One North Bethesda student, around 11:30 am threatened to hurt themselves and other students. The school’s administration responded quickly and called in the Crisis Center to assist the student appropriately. The school went into a Shelter-in-Place to prevent movement through the school and increase student safety.
Shortly after this event the poms team arrived at North Bethesda and were not allowed into the building yet due to the commotion inside the building. The team was under the impression that this was because of the previous event, but in fact, another situation had rose.
After students were excused from the seventh grade lunch block a student was reported to have yelled the word “gun” in the hallway, the context is unknown, and the whole school went on a Lockdown. The North Bethesda principal AnneMarie Smith reported to the school’s community, “A staff member heard this and promptly moved students into classrooms and notified administration. The school went into lockdown at approximately 12:15 out of an abundance of caution. MCPD and members of our security team were on site and quickly determined that the threat was non-credible. The lockdown was lifted.”
The poms team had arrived at North Bethesda during the Lockdown and were forced to stay in their cars, they were given no detail as to why the school was under lockdown.

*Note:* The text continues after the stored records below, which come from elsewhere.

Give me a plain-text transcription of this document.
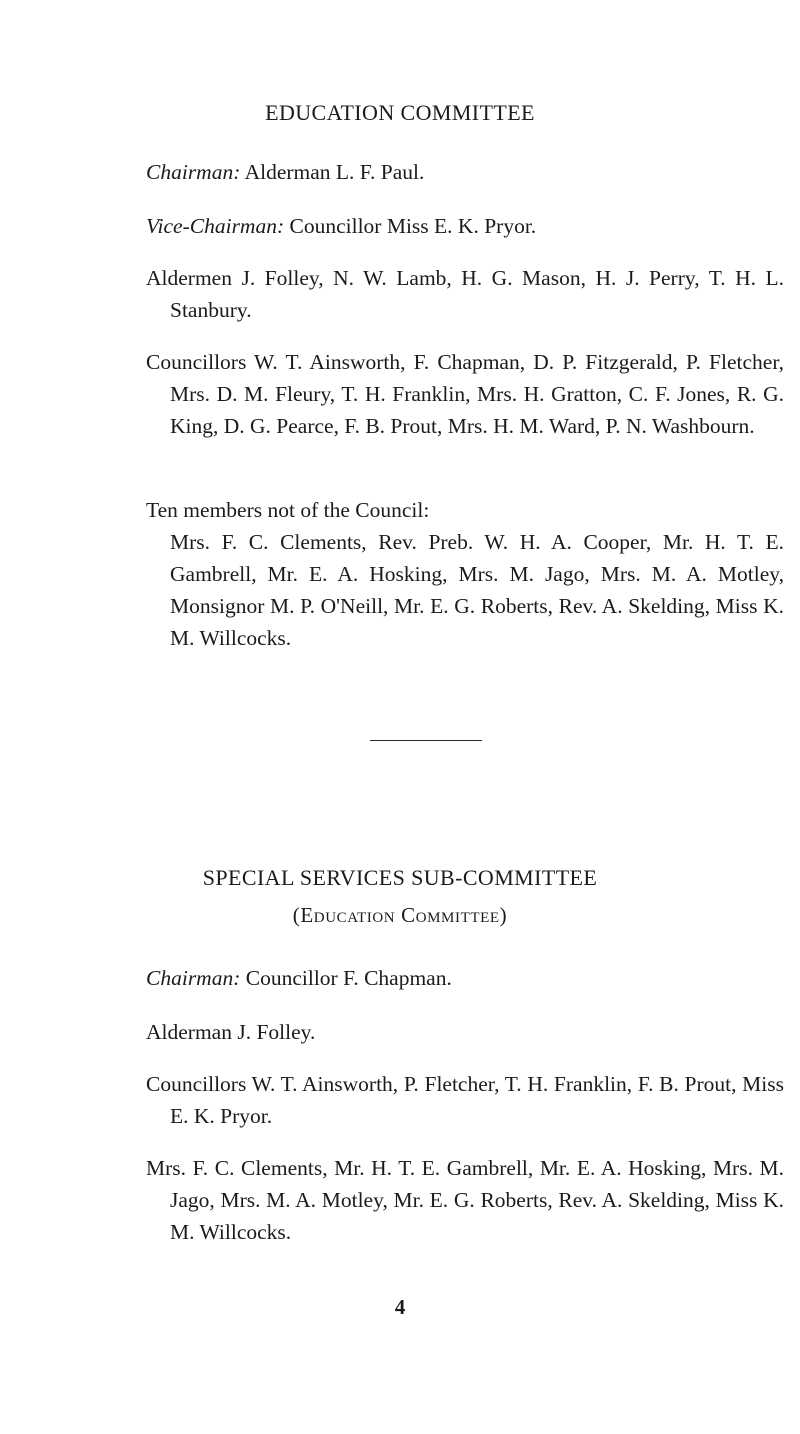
EDUCATION COMMITTEE
Chairman: Alderman L. F. Paul.
Vice-Chairman: Councillor Miss E. K. Pryor.
Aldermen J. Folley, N. W. Lamb, H. G. Mason, H. J. Perry, T. H. L. Stanbury.
Councillors W. T. Ainsworth, F. Chapman, D. P. Fitzgerald, P. Fletcher, Mrs. D. M. Fleury, T. H. Franklin, Mrs. H. Gratton, C. F. Jones, R. G. King, D. G. Pearce, F. B. Prout, Mrs. H. M. Ward, P. N. Washbourn.
Ten members not of the Council:
Mrs. F. C. Clements, Rev. Preb. W. H. A. Cooper, Mr. H. T. E. Gambrell, Mr. E. A. Hosking, Mrs. M. Jago, Mrs. M. A. Motley, Monsignor M. P. O'Neill, Mr. E. G. Roberts, Rev. A. Skelding, Miss K. M. Willcocks.
SPECIAL SERVICES SUB-COMMITTEE
(Education Committee)
Chairman: Councillor F. Chapman.
Alderman J. Folley.
Councillors W. T. Ainsworth, P. Fletcher, T. H. Franklin, F. B. Prout, Miss E. K. Pryor.
Mrs. F. C. Clements, Mr. H. T. E. Gambrell, Mr. E. A. Hosking, Mrs. M. Jago, Mrs. M. A. Motley, Mr. E. G. Roberts, Rev. A. Skelding, Miss K. M. Willcocks.
4
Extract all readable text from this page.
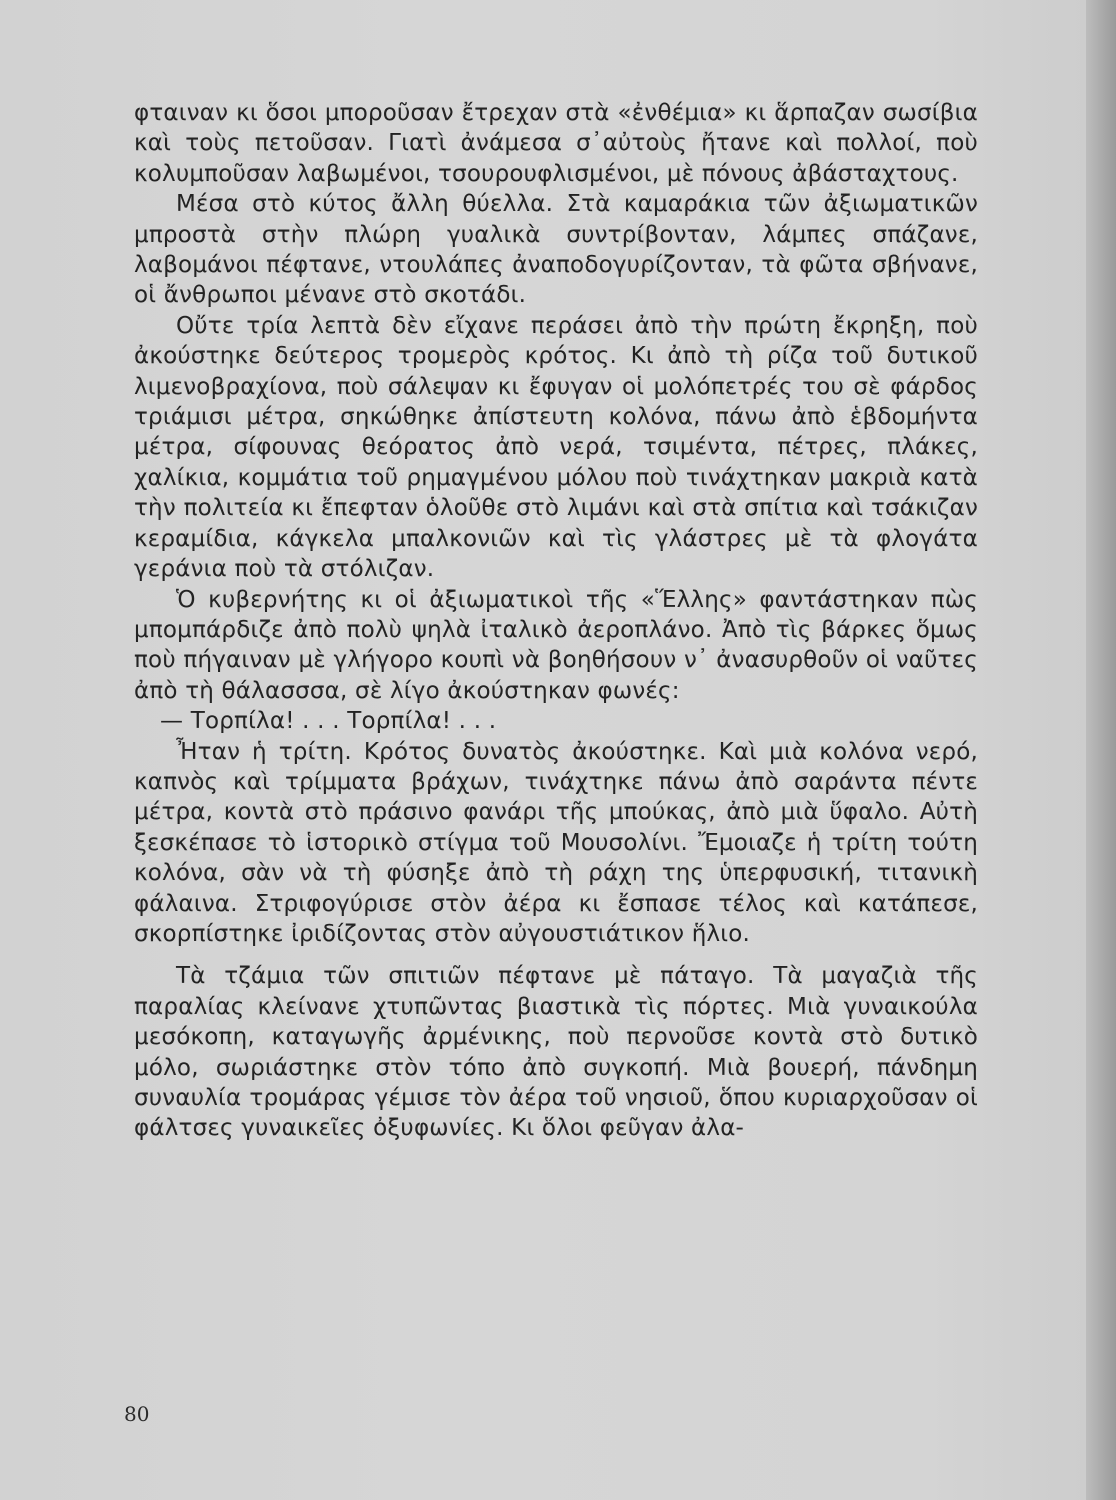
φταιναν κι ὅσοι μποροῦσαν ἔτρεχαν στὰ «ἐνθέμια» κι ἅρπαζαν σωσίβια καὶ τοὺς πετοῦσαν. Γιατὶ ἀνάμεσα σ᾽αὐτοὺς ἤτανε καὶ πολλοί, ποὺ κολυμποῦσαν λαβωμένοι, τσουρουφλισμένοι, μὲ πόνους ἀβάσταχτους.

Μέσα στὸ κύτος ἄλλη θύελλα. Στὰ καμαράκια τῶν ἀξιωματικῶν μπροστὰ στὴν πλώρη γυαλικὰ συντρίβονταν, λάμπες σπάζανε, λαβομάνοι πέφτανε, ντουλάπες ἀναποδογυρίζονταν, τὰ φῶτα σβήνανε, οἱ ἄνθρωποι μένανε στὸ σκοτάδι.

Οὔτε τρία λεπτὰ δὲν εἴχανε περάσει ἀπὸ τὴν πρώτη ἔκρηξη, ποὺ ἀκούστηκε δεύτερος τρομερὸς κρότος. Κι ἀπὸ τὴ ρίζα τοῦ δυτικοῦ λιμενοβραχίονα, ποὺ σάλεψαν κι ἔφυγαν οἱ μολόπετρές του σὲ φάρδος τριάμισι μέτρα, σηκώθηκε ἀπίστευτη κολόνα, πάνω ἀπὸ ἑβδομήντα μέτρα, σίφουνας θεόρατος ἀπὸ νερά, τσιμέντα, πέτρες, πλάκες, χαλίκια, κομμάτια τοῦ ρημαγμένου μόλου ποὺ τινάχτηκαν μακριὰ κατὰ τὴν πολιτεία κι ἔπεφταν ὁλοῦθε στὸ λιμάνι καὶ στὰ σπίτια καὶ τσάκιζαν κεραμίδια, κάγκελα μπαλκονιῶν καὶ τὶς γλάστρες μὲ τὰ φλογάτα γεράνια ποὺ τὰ στόλιζαν.

Ὁ κυβερνήτης κι οἱ ἀξιωματικοὶ τῆς «Ἕλλης» φαντάστηκαν πὼς μπομπάρδιζε ἀπὸ πολὺ ψηλὰ ἰταλικὸ ἀεροπλάνο. Ἀπὸ τὶς βάρκες ὅμως ποὺ πήγαιναν μὲ γλήγορο κουπὶ νὰ βοηθήσουν ν᾽ ἀνασυρθοῦν οἱ ναῦτες ἀπὸ τὴ θάλασσσα, σὲ λίγο ἀκούστηκαν φωνές:

— Τορπίλα! . . . Τορπίλα! . . .

Ἦταν ἡ τρίτη. Κρότος δυνατὸς ἀκούστηκε. Καὶ μιὰ κολόνα νερό, καπνὸς καὶ τρίμματα βράχων, τινάχτηκε πάνω ἀπὸ σαράντα πέντε μέτρα, κοντὰ στὸ πράσινο φανάρι τῆς μπούκας, ἀπὸ μιὰ ὕφαλο. Αὐτὴ ξεσκέπασε τὸ ἱστορικὸ στίγμα τοῦ Μουσολίνι. Ἔμοιαζε ἡ τρίτη τούτη κολόνα, σὰν νὰ τὴ φύσηξε ἀπὸ τὴ ράχη της ὑπερφυσική, τιτανικὴ φάλαινα. Στριφογύρισε στὸν ἀέρα κι ἔσπασε τέλος καὶ κατάπεσε, σκορπίστηκε ἰριδίζοντας στὸν αὐγουστιάτικον ἥλιο.

Τὰ τζάμια τῶν σπιτιῶν πέφτανε μὲ πάταγο. Τὰ μαγαζιὰ τῆς παραλίας κλείνανε χτυπῶντας βιαστικὰ τὶς πόρτες. Μιὰ γυναικούλα μεσόκοπη, καταγωγῆς ἀρμένικης, ποὺ περνοῦσε κοντὰ στὸ δυτικὸ μόλο, σωριάστηκε στὸν τόπο ἀπὸ συγκοπή. Μιὰ βουερή, πάνδημη συναυλία τρομάρας γέμισε τὸν ἀέρα τοῦ νησιοῦ, ὅπου κυριαρχοῦσαν οἱ φάλτσες γυναικεῖες ὀξυφωνίες. Κι ὅλοι φεῦγαν ἀλα-

80
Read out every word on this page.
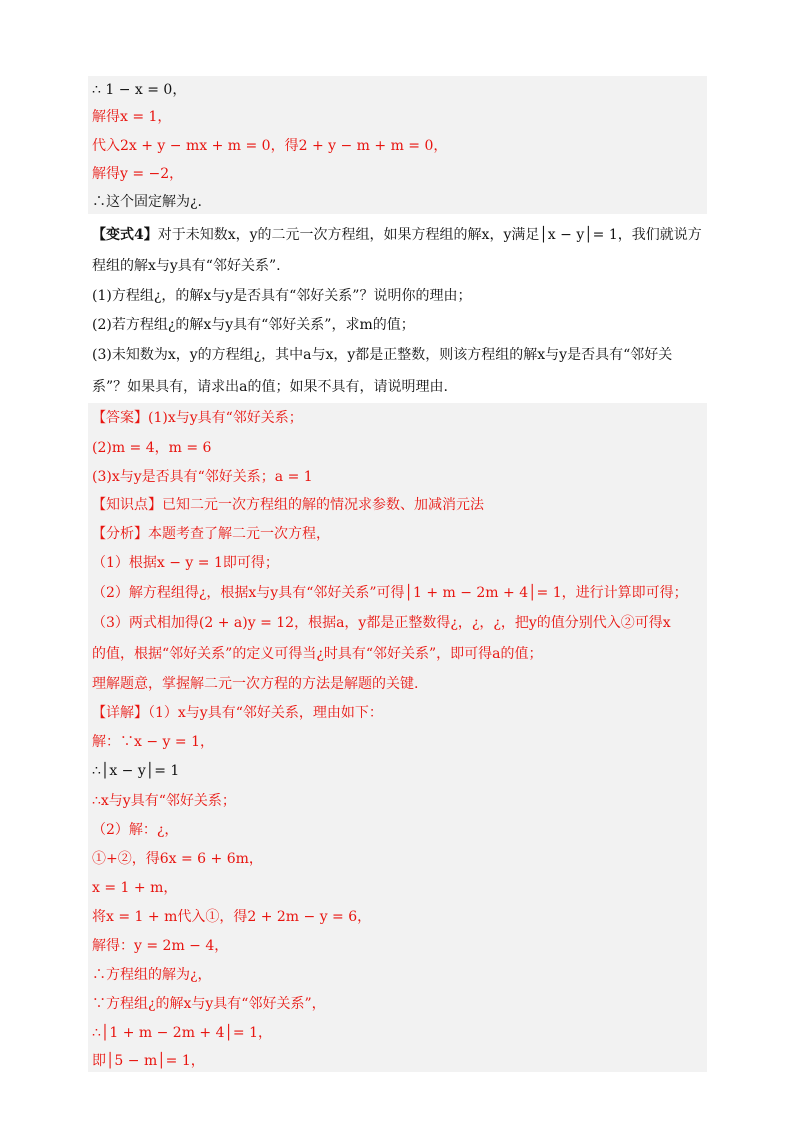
∴ 1 − x = 0，
解得x = 1，
代入2x + y − mx + m = 0，得2 + y − m + m = 0，
解得y = −2，
∴这个固定解为¿.
【变式4】对于未知数x，y的二元一次方程组，如果方程组的解x，y满足│x − y│= 1，我们就说方
程组的解x与y具有“邻好关系”.
(1)方程组¿，的解x与y是否具有“邻好关系”？说明你的理由；
(2)若方程组¿的解x与y具有“邻好关系”，求m的值；
(3)未知数为x，y的方程组¿，其中a与x，y都是正整数，则该方程组的解x与y是否具有“邻好关
系”？如果具有，请求出a的值；如果不具有，请说明理由.
【答案】(1)x与y具有“邻好关系；
(2)m = 4，m = 6
(3)x与y是否具有“邻好关系；a = 1
【知识点】已知二元一次方程组的解的情况求参数、加减消元法
【分析】本题考查了解二元一次方程，
（1）根据x − y = 1即可得；
（2）解方程组得¿，根据x与y具有“邻好关系”可得│1 + m − 2m + 4│= 1，进行计算即可得；
（3）两式相加得(2 + a)y = 12，根据a，y都是正整数得¿，¿，¿，把y的值分别代入②可得x
的值，根据“邻好关系”的定义可得当¿时具有“邻好关系”，即可得a的值；
理解题意，掌握解二元一次方程的方法是解题的关键.
【详解】（1）x与y具有“邻好关系，理由如下：
解：∵x − y = 1，
∴│x − y│= 1
∴x与y具有“邻好关系；
（2）解：¿，
①+②，得6x = 6 + 6m，
x = 1 + m，
将x = 1 + m代入①，得2 + 2m − y = 6，
解得：y = 2m − 4，
∴方程组的解为¿，
∵方程组¿的解x与y具有“邻好关系”，
∴│1 + m − 2m + 4│= 1，
即│5 − m│= 1，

Junior captain Ali Becker was not impressed with the lack of information given to the team.
“It was very still from the outside, nothing seemed off but when we pressed the button to ask to go inside they told us to leave and ‘get out’,” Becker said.
The team did not leave immediately, they stayed in case they needed to help get kids out of school property.
“Five minutes later about four police cars showed up [the police were] holding huge guns and we got back in the cars and waited to make sure no kids needed to be evacuated from the school,” Becker said.
Throughout the situation, the team was not given the proper information to chose to stay or leave, the team stayed in the cars they took to the school and did their best to contact people in the school to get any information.
“I felt alright throughout the whole situation. I was mainly confused because everyone was telling each other different stories,”sophomore Yolita Barreto said. The team was able to go back into the school and have their interest meeting with the eighth graders after the lockdown was lifted. The school’s principal reminded the community later in the evening that the school followed all the protocols and everything went as planned. No students or staff were harmed in the school.
“I want to thank our partners in the Montgomery County Police Department for responding quickly to our school to ensure student safety. All students and staff are safe and we have resumed our normal instructional day,” Principal Smith said.